Why do bad first impressions seem so hard to shake? According to research from the University of Chicago Booth School of Business, published in the journal Social Cognition, it may be because people’s bad behavior overwhelms good behavior.
“People require more evidence to perceive improvement in someone’s moral character than to perceive a decline,” said a summary of the research. “In other words, it is easier to become a sinner than a saint.”
To reach this conclusion, the researchers conducted a study to see “where people draw the moral tipping point in evaluating others. How many acts must a person commit or cease before that person appears to have substantively transformed in moral character?”
Study participants were asked to read stories about fictional characters who behaved in either a moral or immoral way. For example, participants read about office worker Barbara, who would at times hold the door for colleagues or give them compliments. But other times she’d cut in line or spread gossip.
“When Barbara acted badly, it took only a few such instances for the participants to judge her as having changed for the worse,” the summary said. “Barbara didn’t get any extra credit when she stopped behaving meanly, and when she tried to improve, it took many good actions for her to be seen as changed for the better.”
Meaning, if we do something that is perceived badly by people we meet for this first time, it will take a lot to overcome that first impression — if we’re even given the chance.
Research out of University of California Berkeley’s Haas School of Business adds more clarity to these judgments. The study found that we evaluate other people’s moral character not simply by what they do, but also the context that determines how those decisions were made. This means that even if someone does something wrong, they can still be judged as being morally correct.
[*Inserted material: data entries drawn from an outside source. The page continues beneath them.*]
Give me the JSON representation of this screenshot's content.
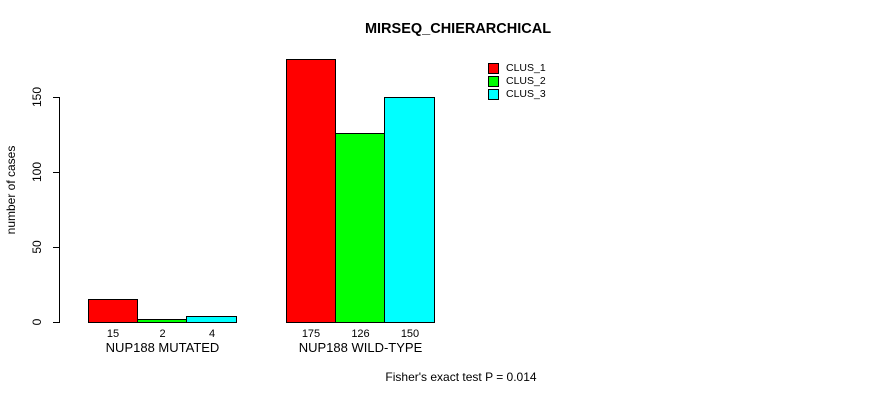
{
  "title": "MIRSEQ_CHIERARCHICAL",
  "y_axis": {
    "label": "number of cases",
    "ticks": [
      0,
      50,
      100,
      150
    ]
  },
  "caption": "Fisher's exact test P = 0.014",
  "legend": {
    "items": [
      {
        "label": "CLUS_1",
        "color": "#ff0000"
      },
      {
        "label": "CLUS_2",
        "color": "#00ff00"
      },
      {
        "label": "CLUS_3",
        "color": "#00ffff"
      }
    ]
  },
  "chart_data": {
    "type": "bar",
    "title": "MIRSEQ_CHIERARCHICAL",
    "categories": [
      "NUP188 MUTATED",
      "NUP188 WILD-TYPE"
    ],
    "series": [
      {
        "name": "CLUS_1",
        "color": "#ff0000",
        "values": [
          15,
          175
        ]
      },
      {
        "name": "CLUS_2",
        "color": "#00ff00",
        "values": [
          2,
          126
        ]
      },
      {
        "name": "CLUS_3",
        "color": "#00ffff",
        "values": [
          4,
          150
        ]
      }
    ],
    "bar_value_labels": [
      [
        15,
        2,
        4
      ],
      [
        175,
        126,
        150
      ]
    ],
    "xlabel": "",
    "ylabel": "number of cases",
    "yticks": [
      0,
      50,
      100,
      150
    ],
    "ylim": [
      0,
      180
    ],
    "grid": false,
    "legend_position": "top-right",
    "annotation": "Fisher's exact test P = 0.014"
  }
}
For example, a CEO of a social media company who breaches its privacy code to help find criminals may not be judged harshly for his actions.
“Judgments about moral character are ultimately judgments about whether we trust and would be willing to invest in a person,” said study author Clayton Critcher, an associate professor at Berkeley Haas.
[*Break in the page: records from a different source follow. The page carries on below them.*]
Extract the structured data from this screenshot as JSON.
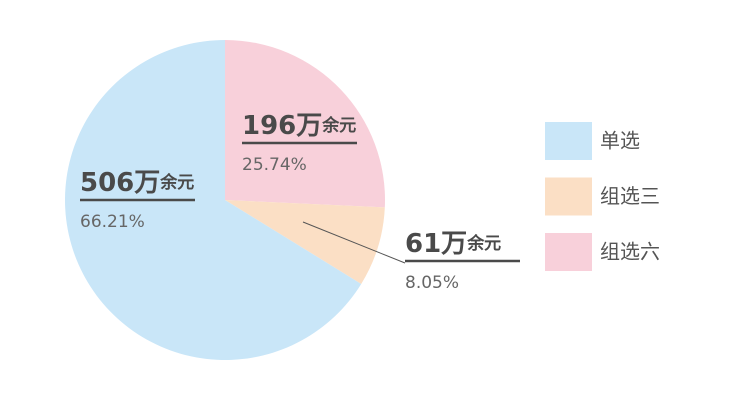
{
  "chart_data": {
    "type": "pie",
    "categories": [
      "单选",
      "组选三",
      "组选六"
    ],
    "values": [
      66.21,
      8.05,
      25.74
    ],
    "value_labels": [
      "66.21%",
      "8.05%",
      "25.74%"
    ],
    "amount_labels": [
      {
        "amount": "506万",
        "unit": "余元"
      },
      {
        "amount": "61万",
        "unit": "余元"
      },
      {
        "amount": "196万",
        "unit": "余元"
      }
    ],
    "colors": [
      "#c9e6f8",
      "#fbdfc5",
      "#f8d0da"
    ]
  }
}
So what do these findings reveal about first impressions?
"When people first meet someone, they tend to give them the benefit of the doubt when it comes to morality," Critcher said. "It's an adaptive optimism — one that encourages us to operate on enough faith that we can at least learn whether they are worthy of a social investment — until they prove us wrong."
It would seem, according to research, that we only truly make bad first impressions when we do something egregious. Thankfully, findings published in Psychological Science bore this out: We’re actually more likable to new conversation partners than we actually think.
“[We] do not want to assume the other likes us before we find out if that’s really true.”
“Our research suggests that accurately estimating how much a new conversation partner likes us — even though this a fundamental part of social life and something we have ample practice with — is a much more difficult task than we imagine,” said study co-authors Erica Boothby, a postdoctoral researcher at Cornell University, and Gus Cooney, a postdoctoral researcher at Harvard University. “When it comes to social interaction and conversation, people are often hesitant, uncertain about the impression they’re leaving on others, and overly critical of their own performance.”
Across five studies, the researchers found that participants rated themselves lower in questions that asked them how much they liked their conversation partner and how much they thought their conversation partner liked them. One study found that participants focused too much on moments they perceived as negative.
“They seem to be too wrapped up in their own worries about what they should say or did say to see signals of others’ liking for them, which observers of the conservations see right away,” said study co-author Margaret S. Clark, the John M. Musser Professor of Psychology at Yale University. “We’re self-protectively pessimistic and do not want to assume the other likes us before we find out if that’s really true.”
So this is good news for all of us nervous about meeting new people. There is, however, one thing to avoid when meeting someone for the first time, especially in a work context: put your phone away. According to research out of the University of Kansas, using your smartphone during a meeting is seen as a big snub.
“We can always infer our own thoughts and motives, but we can't ever know a partner’s thoughts and motives, so we make negative assumptions about others, and we make excuses for ourselves,” said study co-author Cameron Piercy, University of Kansas assistant professor of communication studies. “People expect that technology is used for ill, even when the person using the technology says their use is related to the topic of conversation. … The effect for the phone is ginormous.”
In organizational meetings, mobile media are commonly used to hold multiple simultaneous conversations (i.e., multicommunication). This experiment uses video vignettes to test how manager policy (no policy, pro-technology, anti-technology), device use (notepad, laptop, cell phone) and task-acknowledgment (no task-acknowledgment, task-acknowledgment) affect perceptions of meeting multicommunication behavior. US workers (N = 243) who worked at least 30 hours per week and attended at least one weekly meeting rated relevant outcomes: expectancy violation, communicator evaluation, perceived competence, and meeting effectiveness. Results reveal manager policy and device use both affect multicommunication perceptions, with mobile phones generating the highest expectancy violation and lowest evaluation of the communicator and meeting effectiveness. Surprisingly, there was no effect for task-acknowledgment; however, a match between manager policy and task-acknowledgment affected evaluations. This paper unifies past evidence about multicommunication under the expectancy violations framework, extends theoretical understandings of mobile media use at work, and suggests practical implications for technology use in unfamiliar workplace situations.